VIEWERS OF every political stripe - from froth-mouthed fiscal conservatives to pork-barrel pinkos - may all squirm equally at the uncomfortable humour and hard-edge wit of Bulworth, the splendid and splenetic political satire from director, producer, co-writer and star Warren Beatty. The film, while radical in its own way, drives so far beyond "leftist" - which some have dubbed it - that political labels are no longer discernible in the rearview mirror. It's daring, deliberately offensive and, for a comedy, it has far more ideas in it than actual laughs, but Beatty manages to pull it off by sheer force of will, clarity of vision and an effervescent performance that rivals his best work. Beneath its astringent and cynical exterior beats a pure and idealistic heart that is almost biblical in its corniness. Love one another. The love of money is the root of all evil. The gods help them that help themselves. These are some of the root revolutionary notions that Bulworth espouses.
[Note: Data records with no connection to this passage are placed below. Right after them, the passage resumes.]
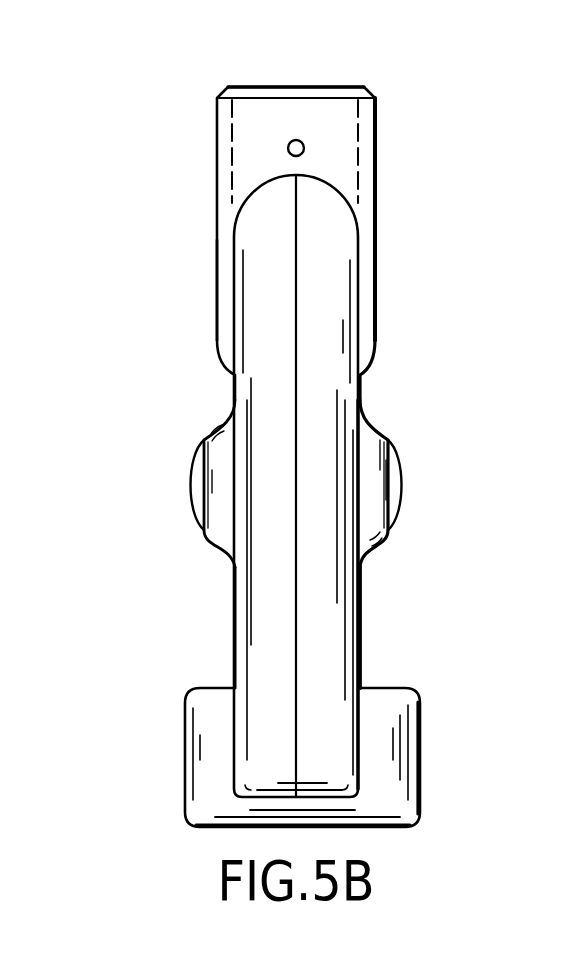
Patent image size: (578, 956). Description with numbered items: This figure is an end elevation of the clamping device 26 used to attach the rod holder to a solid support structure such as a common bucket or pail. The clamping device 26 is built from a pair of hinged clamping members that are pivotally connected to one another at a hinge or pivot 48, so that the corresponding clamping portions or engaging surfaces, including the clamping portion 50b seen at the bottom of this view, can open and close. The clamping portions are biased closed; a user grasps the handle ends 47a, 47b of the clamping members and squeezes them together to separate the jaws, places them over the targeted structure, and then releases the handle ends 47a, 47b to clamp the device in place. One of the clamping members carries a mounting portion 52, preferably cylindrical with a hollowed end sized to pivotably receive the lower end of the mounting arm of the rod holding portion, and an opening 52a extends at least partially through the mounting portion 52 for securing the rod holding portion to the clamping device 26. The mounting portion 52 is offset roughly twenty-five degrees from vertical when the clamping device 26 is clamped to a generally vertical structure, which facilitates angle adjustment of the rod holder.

The clamping device 26 is at (177, 50).
The mounting portion 52 is at (216, 181).
The opening 52a is at (306, 148).
The handle end 47a is at (217, 293).
The handle end 47b is at (337, 288).
The hinge or pivot 48 is at (192, 487).
The clamping portion 50b is at (403, 753).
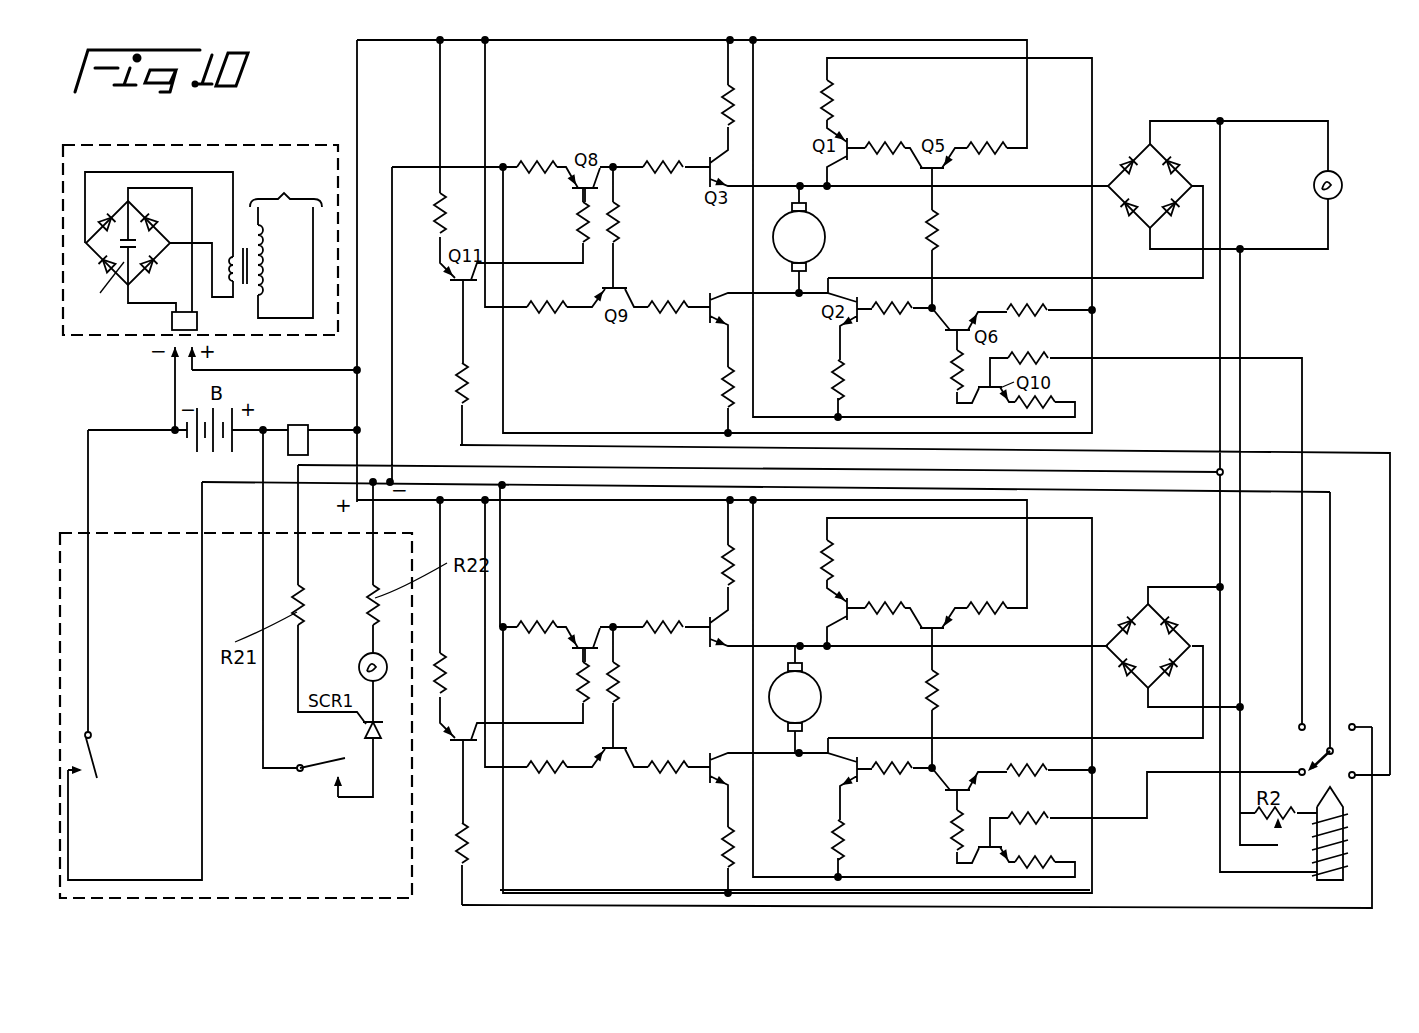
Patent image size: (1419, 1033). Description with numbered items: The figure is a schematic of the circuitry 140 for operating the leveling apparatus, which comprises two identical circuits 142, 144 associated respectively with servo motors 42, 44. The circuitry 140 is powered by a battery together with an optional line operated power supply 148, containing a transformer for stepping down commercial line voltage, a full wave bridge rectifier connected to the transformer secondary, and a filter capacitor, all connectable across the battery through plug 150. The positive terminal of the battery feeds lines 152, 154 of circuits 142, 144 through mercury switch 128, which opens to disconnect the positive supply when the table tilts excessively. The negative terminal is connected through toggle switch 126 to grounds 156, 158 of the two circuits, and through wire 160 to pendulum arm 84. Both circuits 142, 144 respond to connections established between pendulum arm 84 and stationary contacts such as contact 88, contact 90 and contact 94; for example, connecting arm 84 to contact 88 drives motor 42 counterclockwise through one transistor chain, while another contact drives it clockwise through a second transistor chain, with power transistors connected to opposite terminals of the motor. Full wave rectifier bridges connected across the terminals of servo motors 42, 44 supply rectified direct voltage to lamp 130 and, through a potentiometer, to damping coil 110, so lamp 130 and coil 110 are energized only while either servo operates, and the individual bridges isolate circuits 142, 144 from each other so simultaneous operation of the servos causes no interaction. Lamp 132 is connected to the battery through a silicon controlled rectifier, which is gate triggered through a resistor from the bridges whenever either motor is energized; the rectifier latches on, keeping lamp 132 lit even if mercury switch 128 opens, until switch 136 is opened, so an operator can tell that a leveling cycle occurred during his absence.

The line operated power supply 148 is at (255, 143).
The plug 150 is at (172, 325).
The mercury switch 128 is at (297, 425).
The toggle switch 126 is at (97, 757).
The switch 136 is at (327, 760).
The lamp 132 is at (360, 663).
The line 152 is at (580, 43).
The line 154 is at (548, 503).
The ground 156 is at (613, 486).
The ground 158 is at (563, 890).
The wire 160 is at (1332, 575).
The servo motor 42 is at (815, 238).
The servo motor 44 is at (815, 698).
The circuit 142 is at (1138, 91).
The circuit 144 is at (1130, 546).
The circuitry 140 is at (1360, 117).
The lamp 130 is at (1340, 195).
The stationary contact 88 is at (1300, 722).
The stationary contact 90 is at (1298, 771).
The pendulum arm 84 is at (1305, 760).
The stationary contact 94 is at (1357, 722).
The damping coil 110 is at (1340, 842).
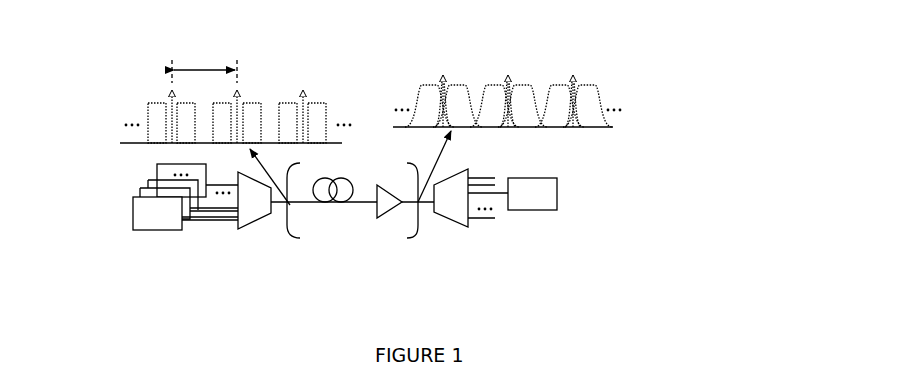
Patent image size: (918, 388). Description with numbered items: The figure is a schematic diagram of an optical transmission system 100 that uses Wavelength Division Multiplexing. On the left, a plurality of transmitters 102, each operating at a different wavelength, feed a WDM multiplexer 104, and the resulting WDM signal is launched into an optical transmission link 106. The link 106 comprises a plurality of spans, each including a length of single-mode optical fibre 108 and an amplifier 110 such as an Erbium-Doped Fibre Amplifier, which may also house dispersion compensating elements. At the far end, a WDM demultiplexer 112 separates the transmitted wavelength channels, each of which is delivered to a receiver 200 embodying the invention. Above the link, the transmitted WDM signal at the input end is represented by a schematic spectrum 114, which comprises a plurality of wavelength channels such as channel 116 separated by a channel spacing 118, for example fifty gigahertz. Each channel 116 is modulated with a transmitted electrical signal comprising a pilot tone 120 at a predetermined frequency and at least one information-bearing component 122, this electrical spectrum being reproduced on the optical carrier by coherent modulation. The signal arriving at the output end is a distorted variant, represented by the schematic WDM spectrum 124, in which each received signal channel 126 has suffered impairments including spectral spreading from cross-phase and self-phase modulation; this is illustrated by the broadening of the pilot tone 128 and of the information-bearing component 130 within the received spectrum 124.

The optical transmission system 100 is at (731, 77).
The transmitters 102 is at (126, 244).
The WDM multiplexer 104 is at (252, 217).
The optical transmission link 106 is at (309, 254).
The single-mode optical fibre 108 is at (355, 182).
The amplifier 110 is at (375, 207).
The WDM demultiplexer 112 is at (463, 218).
The schematic spectrum 114 is at (101, 102).
The wavelength channel 116 is at (272, 58).
The channel spacing 118 is at (210, 66).
The pilot tone 120 is at (315, 82).
The information-bearing component 122 is at (318, 118).
The schematic WDM spectrum 124 is at (657, 119).
The received signal channel 126 is at (554, 58).
The pilot tone 128 is at (584, 69).
The information-bearing component 130 is at (597, 102).
The receiver 200 is at (565, 193).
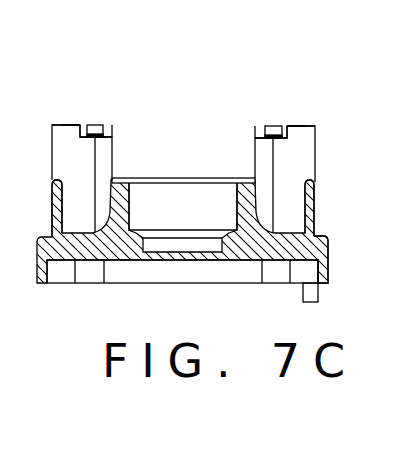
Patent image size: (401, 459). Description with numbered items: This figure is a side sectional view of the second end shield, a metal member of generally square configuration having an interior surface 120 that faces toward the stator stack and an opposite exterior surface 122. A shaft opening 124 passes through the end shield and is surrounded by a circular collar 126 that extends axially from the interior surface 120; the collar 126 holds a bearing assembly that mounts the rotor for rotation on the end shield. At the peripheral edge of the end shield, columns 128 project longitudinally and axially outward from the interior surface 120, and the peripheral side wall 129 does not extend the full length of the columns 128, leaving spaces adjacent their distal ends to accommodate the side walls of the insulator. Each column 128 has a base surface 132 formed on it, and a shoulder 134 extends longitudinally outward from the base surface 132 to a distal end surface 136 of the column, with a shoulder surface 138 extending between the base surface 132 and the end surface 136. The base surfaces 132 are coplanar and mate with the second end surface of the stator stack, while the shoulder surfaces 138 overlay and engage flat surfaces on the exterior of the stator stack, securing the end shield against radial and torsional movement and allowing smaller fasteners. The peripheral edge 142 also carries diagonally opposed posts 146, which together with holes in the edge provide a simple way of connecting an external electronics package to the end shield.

Beatty's character even comes across as a quasi-Christ figure, shepherding the societal lepers and outcasts to salvation.

- Washington Post

IN A potentially cheap, high-concept gimmick, Bulworth lets its button- down, white-politician-turned-homeboy, rap excitedly to the same electorate he once put to sleep.Beatty well knows how to avoid making a fool of himself, and how to treat sheepish naivete as a fine comic advantage. Though the tradition of 1970s dropout comedy has not entirely vanished, today's movie dropouts don't often find much worth dropping back into. Not so Bulworth: he plunges headlong into black urban culture and political advocacy as if no white Democratic senator could ever dream of such a thing.

- New York Times

BULWORTH (R, 107 MINUTES) - Contains prodigious profanity, a shooting, sexual allusions and a black-velvet painting of a nude.

- Washington Post

MORE THAN 40 years later, the White Negro Esthetic - of which Bulworth is merely the latest example - refuses to die. Beatty recycles [Norman] Mailer's stale ideas, hoping that the parodic tone and hip-hop packaging will fool us into thinking that it's fresh. As part of his research into everyday, inner-city life, he hung out with the decidedly unrepresentative Suge Knight (the former CEO of Death Row Records). As one filmmaker puts it, "It's like me listening to a few Beach Boy records, hanging out with Marilyn Manson and then thinking that I know something about the white race." For all the hype that Beatty's film is "brave" and "politically incorrect," it simply peddles paper-thin stereotypes.

- Newsweek

BULWORTH DOESN'T always hit the bull's-eye. But it has the audacity to be original. In America, the film's been greeted as almost art-house fare - a minority taste, not a mass flavour. That's sad, but not unexpected. A nation that's been dumbsized into accepting The Simpsons as the cutting- edge commentators on social and political issues, brainwashed into a denial of presidential lies and lewdness and bullied into accepting a non-judgmental attitude to every vice is hardly in a state to relish being told some punishing home truths.

- Evening Standard

THIS STORY was probably funny in Beatty's head. It may even have been hilarious on paper. But on screen, Bulworth gives us about 30 minutes of humour before it devolves into a ridiculous, sophomoric social commentary. Beatty is Jay Billington Bulworth, an old-line liberal Democrat who has become jaded to the political gills. Tired of the bull (get it?), he hires a hit man to kill him. With this fatal freedom, Bulworth decides to begin telling the unvarnished truth about politics. He goes to a church in south central LA and tells black constituents that he hasn't done anything for their neighbourhood because they don't contribute enough money. Then he goes to a posh reception in Beverly Hills and tells Hollywood types that their product stinks, but he came to the bash because he figured there would be some well-heeled Jewish contributors there. Then [he goes] to an after-hours club in Compton, where Bulworth drinks, smokes pot and dances the night away. This concludes the funny portion of our movie.